Selections from C.S. Peirce, “New Elements (Καινὰ Στοιχεῖα)”
Editors’ Headnote from The Essential Peirce, Volume 2
MS 517. [First published in NEM 4:235–63. This document was most probably written in early 1904, as a preface to an intended book on the foundations of mathematics.] Peirce begins with a discussion of “the Euclidean style” he planned to follow in his book. Euclid’s Elements presuppose an understanding of the logical structure of mathematics (geometry) that Peirce, in his “New Elements,” wants to explicate. Having recently concluded that the scope of logic should be extended to include all of semiotics, Peirce now wants to work out the semiotic principles that he hopes will shed light on the most abstract science. Building on the work in his 1903 “Syllabus,” Peirce deepens his semiotic theory by linking it with the mathematical conceptions of “degrees of degeneracy.” Symbols are taken to be non-degenerate, genuine, signs, while indices are signs degenerate in the first degree and icons are degenerate in the second degree.

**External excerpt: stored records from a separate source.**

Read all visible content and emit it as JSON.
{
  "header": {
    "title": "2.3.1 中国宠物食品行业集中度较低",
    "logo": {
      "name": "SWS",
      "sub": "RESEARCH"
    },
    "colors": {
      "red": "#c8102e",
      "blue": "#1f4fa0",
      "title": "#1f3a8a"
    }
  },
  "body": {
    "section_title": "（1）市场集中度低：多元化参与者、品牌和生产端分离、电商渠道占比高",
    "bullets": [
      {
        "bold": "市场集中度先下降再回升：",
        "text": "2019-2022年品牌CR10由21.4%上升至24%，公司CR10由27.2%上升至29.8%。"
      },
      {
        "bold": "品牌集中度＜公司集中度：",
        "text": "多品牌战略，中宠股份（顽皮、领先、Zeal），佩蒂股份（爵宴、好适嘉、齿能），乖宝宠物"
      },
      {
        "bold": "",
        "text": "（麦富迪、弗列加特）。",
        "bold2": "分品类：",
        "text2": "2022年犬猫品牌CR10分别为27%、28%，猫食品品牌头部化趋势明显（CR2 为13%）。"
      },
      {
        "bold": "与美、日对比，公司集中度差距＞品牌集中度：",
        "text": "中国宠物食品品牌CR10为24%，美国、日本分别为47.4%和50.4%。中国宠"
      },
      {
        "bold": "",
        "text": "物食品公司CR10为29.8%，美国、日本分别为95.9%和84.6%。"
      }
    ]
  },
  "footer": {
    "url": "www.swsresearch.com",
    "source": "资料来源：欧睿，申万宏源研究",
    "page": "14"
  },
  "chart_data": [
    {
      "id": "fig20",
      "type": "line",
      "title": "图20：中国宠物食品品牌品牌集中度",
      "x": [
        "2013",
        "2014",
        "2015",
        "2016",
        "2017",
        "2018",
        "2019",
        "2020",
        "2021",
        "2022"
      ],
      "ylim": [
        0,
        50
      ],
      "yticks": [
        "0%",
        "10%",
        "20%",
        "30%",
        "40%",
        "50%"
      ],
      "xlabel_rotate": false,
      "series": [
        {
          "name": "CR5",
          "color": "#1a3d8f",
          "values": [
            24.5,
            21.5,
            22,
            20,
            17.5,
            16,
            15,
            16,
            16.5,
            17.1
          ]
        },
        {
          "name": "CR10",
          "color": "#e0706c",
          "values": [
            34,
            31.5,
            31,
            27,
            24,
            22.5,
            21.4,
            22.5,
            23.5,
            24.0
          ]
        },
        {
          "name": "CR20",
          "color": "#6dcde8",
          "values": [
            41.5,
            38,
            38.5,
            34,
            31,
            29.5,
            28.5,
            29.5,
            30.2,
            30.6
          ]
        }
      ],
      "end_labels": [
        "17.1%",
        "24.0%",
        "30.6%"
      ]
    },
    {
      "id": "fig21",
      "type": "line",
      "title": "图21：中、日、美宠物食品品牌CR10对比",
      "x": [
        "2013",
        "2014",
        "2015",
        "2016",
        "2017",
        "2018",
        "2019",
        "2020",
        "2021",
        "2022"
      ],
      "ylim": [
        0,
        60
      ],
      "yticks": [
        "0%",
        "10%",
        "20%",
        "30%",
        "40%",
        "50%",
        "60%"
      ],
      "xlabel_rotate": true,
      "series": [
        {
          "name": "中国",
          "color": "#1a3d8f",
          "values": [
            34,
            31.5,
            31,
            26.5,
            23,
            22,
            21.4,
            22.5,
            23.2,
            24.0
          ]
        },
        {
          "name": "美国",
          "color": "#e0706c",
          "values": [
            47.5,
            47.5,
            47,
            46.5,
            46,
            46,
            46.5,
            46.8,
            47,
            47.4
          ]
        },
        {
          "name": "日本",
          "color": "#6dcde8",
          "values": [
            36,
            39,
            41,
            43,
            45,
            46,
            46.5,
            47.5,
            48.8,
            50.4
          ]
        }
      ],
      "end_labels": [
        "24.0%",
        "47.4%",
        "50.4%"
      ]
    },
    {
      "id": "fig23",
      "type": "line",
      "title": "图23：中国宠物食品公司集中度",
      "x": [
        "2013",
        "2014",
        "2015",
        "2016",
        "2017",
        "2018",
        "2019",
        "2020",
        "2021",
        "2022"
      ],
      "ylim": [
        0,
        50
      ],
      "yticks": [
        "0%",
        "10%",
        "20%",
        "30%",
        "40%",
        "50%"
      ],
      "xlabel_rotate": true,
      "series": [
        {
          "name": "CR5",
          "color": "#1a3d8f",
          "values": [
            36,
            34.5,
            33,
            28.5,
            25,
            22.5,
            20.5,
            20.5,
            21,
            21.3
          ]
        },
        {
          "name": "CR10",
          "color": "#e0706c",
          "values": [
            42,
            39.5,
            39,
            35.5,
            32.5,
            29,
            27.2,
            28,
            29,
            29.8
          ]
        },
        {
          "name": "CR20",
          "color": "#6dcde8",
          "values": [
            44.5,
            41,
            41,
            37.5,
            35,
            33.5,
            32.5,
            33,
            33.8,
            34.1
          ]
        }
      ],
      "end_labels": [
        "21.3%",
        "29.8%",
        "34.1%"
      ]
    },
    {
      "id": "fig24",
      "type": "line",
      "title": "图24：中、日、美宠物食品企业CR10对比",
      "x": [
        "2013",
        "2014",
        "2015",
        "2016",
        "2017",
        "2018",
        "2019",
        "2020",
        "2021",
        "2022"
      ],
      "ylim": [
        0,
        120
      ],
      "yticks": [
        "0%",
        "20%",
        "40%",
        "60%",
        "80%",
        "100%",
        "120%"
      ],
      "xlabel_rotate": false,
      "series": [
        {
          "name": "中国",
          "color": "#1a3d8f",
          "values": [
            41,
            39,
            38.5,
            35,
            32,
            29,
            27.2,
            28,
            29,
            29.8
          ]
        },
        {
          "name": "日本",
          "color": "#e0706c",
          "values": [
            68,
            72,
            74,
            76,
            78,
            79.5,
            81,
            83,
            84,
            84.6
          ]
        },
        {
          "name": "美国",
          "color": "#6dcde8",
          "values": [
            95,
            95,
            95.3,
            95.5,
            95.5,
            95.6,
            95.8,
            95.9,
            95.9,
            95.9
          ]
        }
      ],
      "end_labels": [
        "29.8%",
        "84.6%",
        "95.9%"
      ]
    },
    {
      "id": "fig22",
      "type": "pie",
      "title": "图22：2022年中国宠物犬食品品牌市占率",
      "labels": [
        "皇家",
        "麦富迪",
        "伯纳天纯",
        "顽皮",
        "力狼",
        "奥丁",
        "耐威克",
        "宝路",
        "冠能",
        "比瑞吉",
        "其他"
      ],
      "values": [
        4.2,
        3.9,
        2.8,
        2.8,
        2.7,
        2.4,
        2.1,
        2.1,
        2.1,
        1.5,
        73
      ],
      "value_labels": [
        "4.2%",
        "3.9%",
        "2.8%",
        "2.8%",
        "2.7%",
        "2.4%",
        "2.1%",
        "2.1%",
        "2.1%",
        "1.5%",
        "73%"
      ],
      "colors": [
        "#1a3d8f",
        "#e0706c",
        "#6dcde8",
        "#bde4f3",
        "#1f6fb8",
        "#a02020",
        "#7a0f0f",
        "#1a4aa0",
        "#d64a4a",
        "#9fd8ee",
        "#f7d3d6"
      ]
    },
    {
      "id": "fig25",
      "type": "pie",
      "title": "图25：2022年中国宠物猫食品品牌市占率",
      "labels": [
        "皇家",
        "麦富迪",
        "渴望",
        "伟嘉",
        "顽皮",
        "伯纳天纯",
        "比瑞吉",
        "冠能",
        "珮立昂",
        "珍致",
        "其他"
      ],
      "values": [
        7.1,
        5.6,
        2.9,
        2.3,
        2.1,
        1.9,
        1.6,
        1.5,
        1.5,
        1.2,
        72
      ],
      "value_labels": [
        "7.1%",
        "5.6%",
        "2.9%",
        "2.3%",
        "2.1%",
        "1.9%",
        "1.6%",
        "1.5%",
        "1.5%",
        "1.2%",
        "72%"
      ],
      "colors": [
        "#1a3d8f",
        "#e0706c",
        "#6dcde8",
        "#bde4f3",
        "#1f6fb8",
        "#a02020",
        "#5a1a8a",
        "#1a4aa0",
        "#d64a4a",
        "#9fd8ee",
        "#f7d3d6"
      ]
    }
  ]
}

Symbols must always involve both indices and icons, and indices must always involve icons. Peirce limits his attention to this trichotomy but carries his discussion deeply into epistemology and metaphysics, making such arresting claims as that “representations have power to cause real facts” and that “there can be no reality which has not the life of a symbol.” Max Fisch described this paper as Peirce’s “best statement so far of his general theory of signs.” (EP 2, 300).
Peirce Edition Project (eds., 1998), The Essential Peirce, Selected Philosophical Writings, Volume 2 (1893–1913), Indiana University Press, Bloomington and Indianapolis, IN. Cited as EP 2.